HavMmeri has pleaded his best case and any further amendments to HavMmeri's claims would be futile. HavMmeri's state law claims are barred. And HavMmeri would be unable to state a cognizable claim for relief under FLSA or Title VII because he cannot change the events that led to his termination. HavMmeri did not submit a complaint under FLSA, he cannot allege that he was fired because of his race or gender, nor can he claim that his complaint to his supervisor about the number of people in his workspace and the March 10 incident was a protected activity. Therefore, any amendment would be futile.
Conclusion
The Court should GRANT Methodist's Motion to Dismiss. Further, because any amendment would be futile, HavMmeri's claims should be dismissed with prejudice.
INSTRUCTIONS FOR SERVICE AND NOTICE OF RIGHT TO APPEAL/OBJECT
A copy of this report and recommendation shall be served on all parties in the manner provided by law. Any party who objects to any part of this report and recommendation must file specific written objections within 14 days after being served with a copy.
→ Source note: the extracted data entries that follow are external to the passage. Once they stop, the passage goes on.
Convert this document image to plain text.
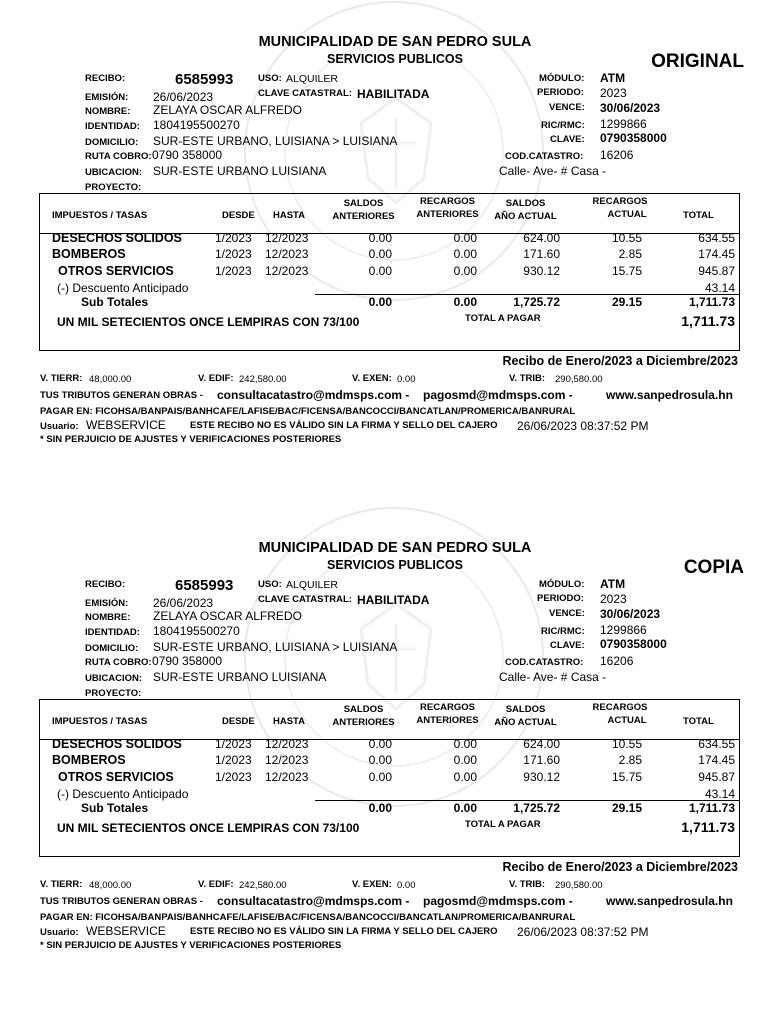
MUNICIPALIDAD DE SAN PEDRO SULA
SERVICIOS PUBLICOS	ORIGINAL
RECIBO:	6585993	USO: ALQUILER
EMISIÓN: 26/06/2023	CLAVE CATASTRAL: HABILITADA
NOMBRE: ZELAYA OSCAR ALFREDO
IDENTIDAD: 1804195500270
DOMICILIO: SUR-ESTE URBANO, LUISIANA > LUISIANA
RUTA COBRO: 0790 358000
UBICACION: SUR-ESTE URBANO LUISIANA
PROYECTO:
MÓDULO: ATM
PERIODO: 2023
VENCE: 30/06/2023
RIC/RMC: 1299866
CLAVE: 0790358000
COD.CATASTRO: 16206
Calle- Ave- # Casa -
IMPUESTOS / TASAS	DESDE HASTA
SALDOS
ANTERIORES
RECARGOS
ANTERIORES
SALDOS
AÑO ACTUAL
RECARGOS
ACTUAL	TOTAL
DESECHOS SOLIDOS	1/2023 12/2023	0.00	0.00	624.00	10.55	634.55
BOMBEROS	1/2023 12/2023	0.00	0.00	171.60	2.85	174.45
OTROS SERVICIOS	1/2023 12/2023	0.00	0.00	930.12	15.75	945.87
(-) Descuento Anticipado	43.14
Sub Totales	0.00	0.00	1,725.72	29.15	1,711.73
UN MIL SETECIENTOS ONCE LEMPIRAS CON 73/100	TOTAL A PAGAR	1,711.73
Recibo de Enero/2023 a Diciembre/2023
V. TIERR: 48,000.00	V. EDIF: 242,580.00	V. EXEN: 0.00	V. TRIB: 290,580.00
TUS TRIBUTOS GENERAN OBRAS - consultacatastro@mdmsps.com - pagosmd@mdmsps.com -	www.sanpedrosula.hn
PAGAR EN: FICOHSA/BANPAIS/BANHCAFE/LAFISE/BAC/FICENSA/BANCOCCI/BANCATLAN/PROMERICA/BANRURAL
Usuario: WEBSERVICE	ESTE RECIBO NO ES VÁLIDO SIN LA FIRMA Y SELLO DEL CAJERO 26/06/2023 08:37:52 PM
* SIN PERJUICIO DE AJUSTES Y VERIFICACIONES POSTERIORES
MUNICIPALIDAD DE SAN PEDRO SULA
SERVICIOS PUBLICOS	COPIA
RECIBO:	6585993	USO: ALQUILER
EMISIÓN: 26/06/2023	CLAVE CATASTRAL: HABILITADA
NOMBRE: ZELAYA OSCAR ALFREDO
IDENTIDAD: 1804195500270
DOMICILIO: SUR-ESTE URBANO, LUISIANA > LUISIANA
RUTA COBRO: 0790 358000
UBICACION: SUR-ESTE URBANO LUISIANA
PROYECTO:
MÓDULO: ATM
PERIODO: 2023
VENCE: 30/06/2023
RIC/RMC: 1299866
CLAVE: 0790358000
COD.CATASTRO: 16206
Calle- Ave- # Casa -
IMPUESTOS / TASAS	DESDE HASTA
SALDOS
ANTERIORES
RECARGOS
ANTERIORES
SALDOS
AÑO ACTUAL
RECARGOS
ACTUAL	TOTAL
DESECHOS SOLIDOS	1/2023 12/2023	0.00	0.00	624.00	10.55	634.55
BOMBEROS	1/2023 12/2023	0.00	0.00	171.60	2.85	174.45
OTROS SERVICIOS	1/2023 12/2023	0.00	0.00	930.12	15.75	945.87
(-) Descuento Anticipado	43.14
Sub Totales	0.00	0.00	1,725.72	29.15	1,711.73
UN MIL SETECIENTOS ONCE LEMPIRAS CON 73/100	TOTAL A PAGAR	1,711.73
Recibo de Enero/2023 a Diciembre/2023
V. TIERR: 48,000.00	V. EDIF: 242,580.00	V. EXEN: 0.00	V. TRIB: 290,580.00
TUS TRIBUTOS GENERAN OBRAS - consultacatastro@mdmsps.com - pagosmd@mdmsps.com -	www.sanpedrosula.hn
PAGAR EN: FICOHSA/BANPAIS/BANHCAFE/LAFISE/BAC/FICENSA/BANCOCCI/BANCATLAN/PROMERICA/BANRURAL
Usuario: WEBSERVICE	ESTE RECIBO NO ES VÁLIDO SIN LA FIRMA Y SELLO DEL CAJERO 26/06/2023 08:37:52 PM
* SIN PERJUICIO DE AJUSTES Y VERIFICACIONES POSTERIORES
See 28 U.S.C. § 636(b)(1); Fed.R.Civ.P. 72(b). To be specific, an objection must identify the specific finding or recommendation to which objection is made, state the basis for the objection, and specify the place in the magistrate judge's report and recommendation where the disputed determination is found. An objection that merely incorporates by reference or refers to the briefing before the magistrate judge is not specific. Failure to file specific written objections will bar the aggrieved party from appealing the factual findings and legal conclusions of the magistrate judge that are accepted or adopted by the district court, except upon grounds of plain error. See Douglass v. United Servs. Auto. Ass'n, 79 F.3d 1415, 1417 (5th Cir. 1996).